Pośród licznej grupy republikańskich kandydatów na prezydenta USA nie ma jedności w kwestii wprowadzenia całkowitego zakazu aborcji na szczeblu federalnym. Stanowisko pretendentów wywodzących się z Partii Demokratycznej jest w tej sprawie jednoznaczne: opowiadają się oni za powszechną legalnością zabijania nienarodzonych. Dlatego też postulują wprowadzenie – również na szczeblu federalnym – regulacji, które gwarantowałyby „prawo do aborcji”.
Czy kwestia uśmiercania dzieci poczętych odegra istotną rolę przy podejmowaniu przez Amerykanów decyzji o wyborze prezydenta w 2024 roku? Wciąż nie wiadomo. Chociaż wydaje się, że obecnie bardziej rezonuje sprawa rosnących kosztów życia i gwałtownie spadającej siły nabywczej rodzin. Dużo kontrowersji wzbudza także tak zwana opieka afirmująca płeć kulturową. Niemniej dla części głosujących, zwłaszcza konserwatywnych katolików i protestantów – ale i elektoratu liberalnego –stosunek kandydatów na prezydenta do aborcji jest bardzo ważny.
Wesprzyj nas już teraz!
Agencja Associated Press przedstawiła opis stanowiska pretendentów z obydwu partii.

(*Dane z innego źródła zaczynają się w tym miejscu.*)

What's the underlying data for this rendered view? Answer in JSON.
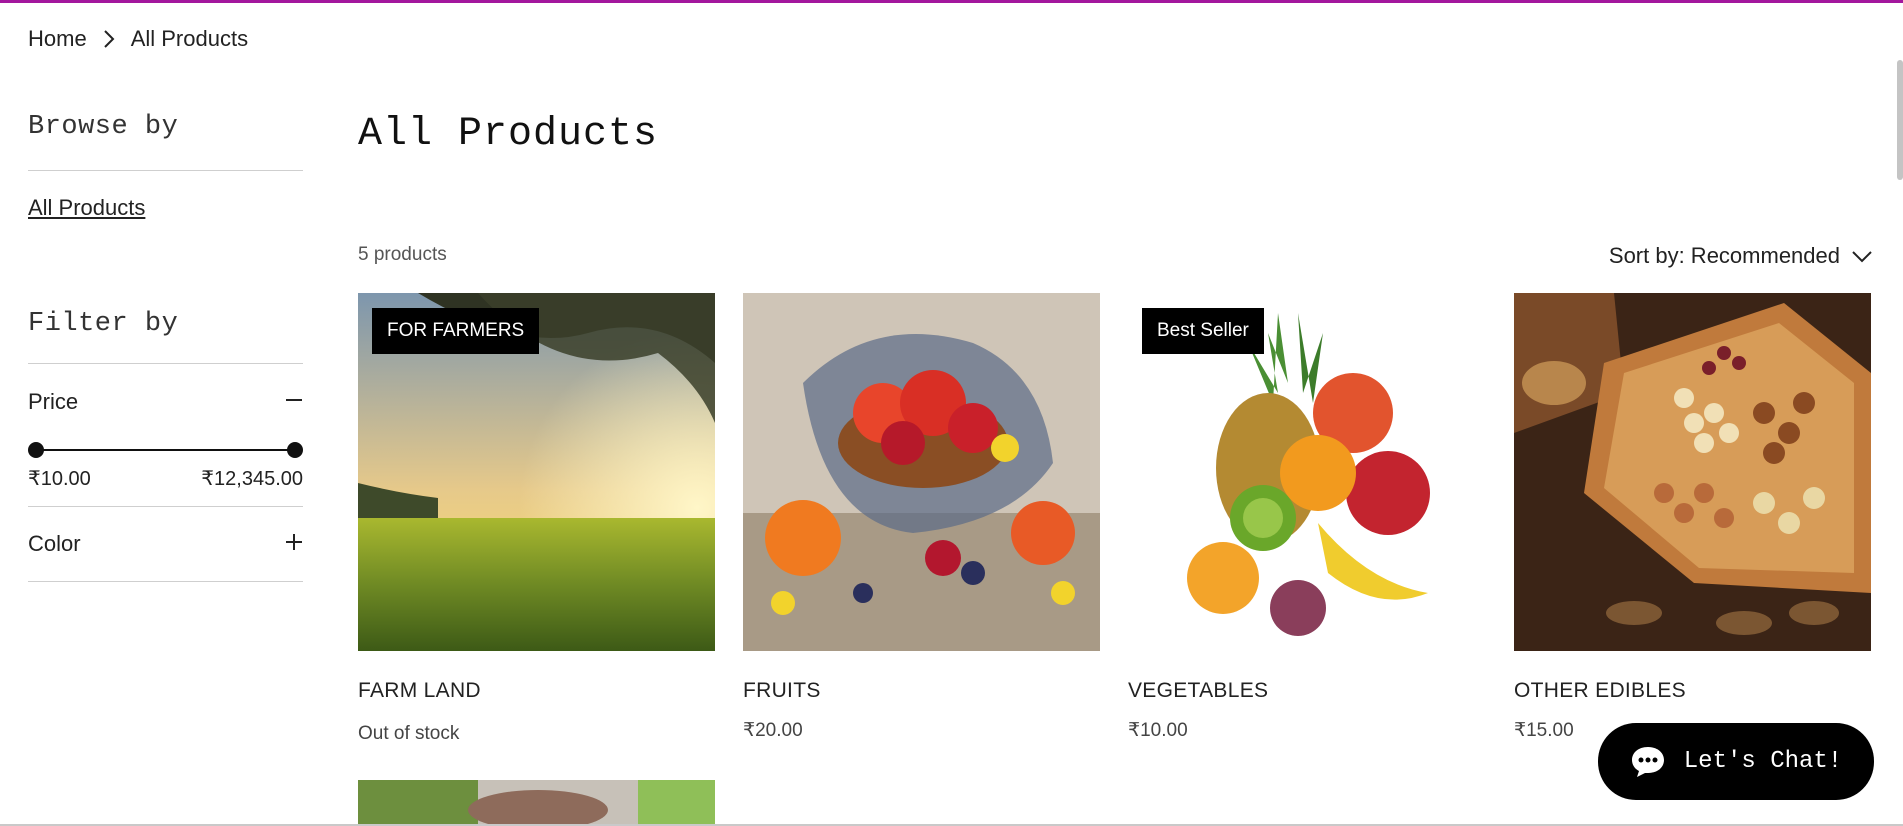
{
  "breadcrumb": {
    "home": "Home",
    "current": "All Products"
  },
  "sidebar": {
    "browse_heading": "Browse by",
    "browse_link": "All Products",
    "filter_heading": "Filter by",
    "price_label": "Price",
    "price_min": "₹10.00",
    "price_max": "₹12,345.00",
    "color_label": "Color"
  },
  "main": {
    "title": "All Products",
    "count": "5 products",
    "sort_label": "Sort by: Recommended"
  },
  "products": [
    {
      "name": "FARM LAND",
      "sub": "Out of stock",
      "badge": "FOR FARMERS"
    },
    {
      "name": "FRUITS",
      "sub": "₹20.00"
    },
    {
      "name": "VEGETABLES",
      "sub": "₹10.00",
      "badge": "Best Seller"
    },
    {
      "name": "OTHER EDIBLES",
      "sub": "₹15.00"
    }
  ],
  "chat": {
    "label": "Let's Chat!"
  },
  "colors": {
    "accent": "#a3179d",
    "badge_bg": "#000000"
  }
}
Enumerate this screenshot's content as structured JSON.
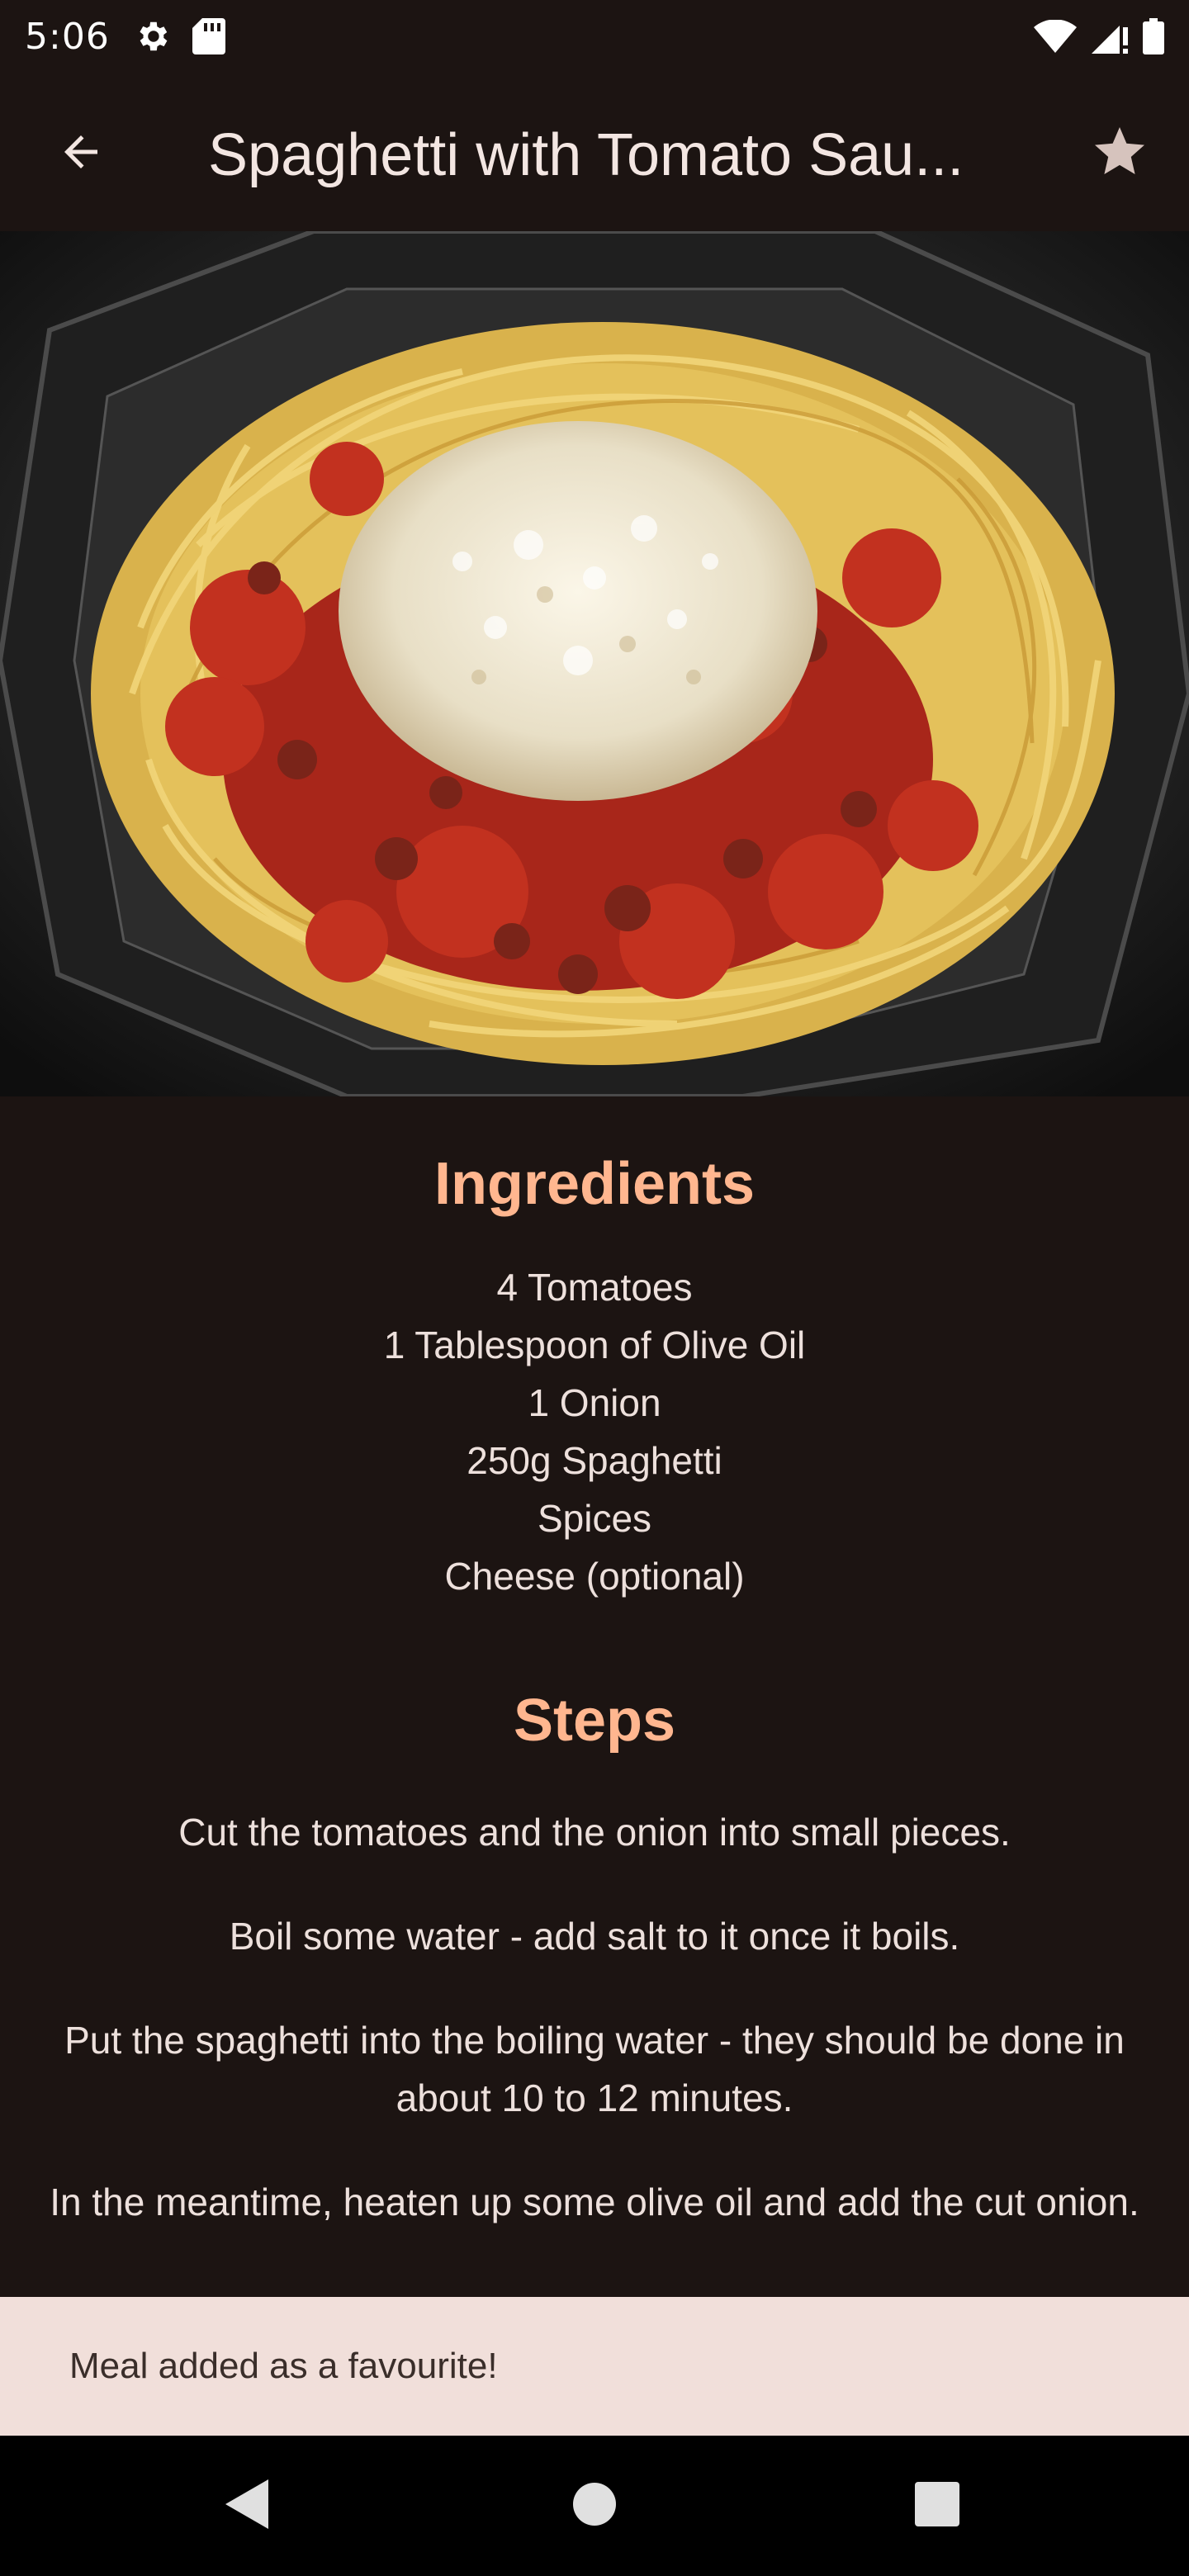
{
  "status_bar": {
    "time": "5:06",
    "icons": [
      "settings-icon",
      "sd-card-icon",
      "wifi-icon",
      "signal-icon",
      "battery-icon"
    ]
  },
  "app_bar": {
    "title": "Spaghetti with Tomato Sau...",
    "back_icon": "arrow-back-icon",
    "favorite_icon": "star-icon"
  },
  "hero_image": {
    "description_icon": "meal-photo"
  },
  "ingredients": {
    "title": "Ingredients",
    "items": [
      "4 Tomatoes",
      "1 Tablespoon of Olive Oil",
      "1 Onion",
      "250g Spaghetti",
      "Spices",
      "Cheese (optional)"
    ]
  },
  "steps": {
    "title": "Steps",
    "items": [
      "Cut the tomatoes and the onion into small pieces.",
      "Boil some water - add salt to it once it boils.",
      "Put the spaghetti into the boiling water - they should be done in about 10 to 12 minutes.",
      "In the meantime, heaten up some olive oil and add the cut onion."
    ]
  },
  "snackbar": {
    "message": "Meal added as a favourite!"
  },
  "colors": {
    "background": "#1c1412",
    "accent": "#ffb68f",
    "text": "#ede0dc",
    "snackbar_bg": "#f1dfda"
  }
}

I tak Donald Trump – chociaż prezentował się za swojej kadencji jako prezydent najbardziej pro life – po zeszłorocznej decyzji Sądu Najwyższego o unieważnieniu orzeczenia z 1973 roku, legalizującego aborcję w całym kraju – wyraził stanowisko, że zakaz aborcji nie powinien być zbyt restrykcyjny. Mówił także, iż to stanowi ograniczenia powinni określić prawodawcy, a nie rząd federalny.
Z powodu tych wypowiedzi organizacja Susan B. Anthony Pro-Life oświadczyła, że nie poprze nie tylko Trumpa, ale także wszystkich innych kandydatów, którzy nie opowiedzą się za federalnym zakazem aborcji co najmniej od 15. tygodnia ciąży.
Faktem jest, że to Trump jako prezydent mianował trzech sędziów, którzy przyczynili się do powstania konserwatywnej większości w SN oraz uchylenia wyroku sprzed równo półwiecza w sprawie Roe przeciwko Wade.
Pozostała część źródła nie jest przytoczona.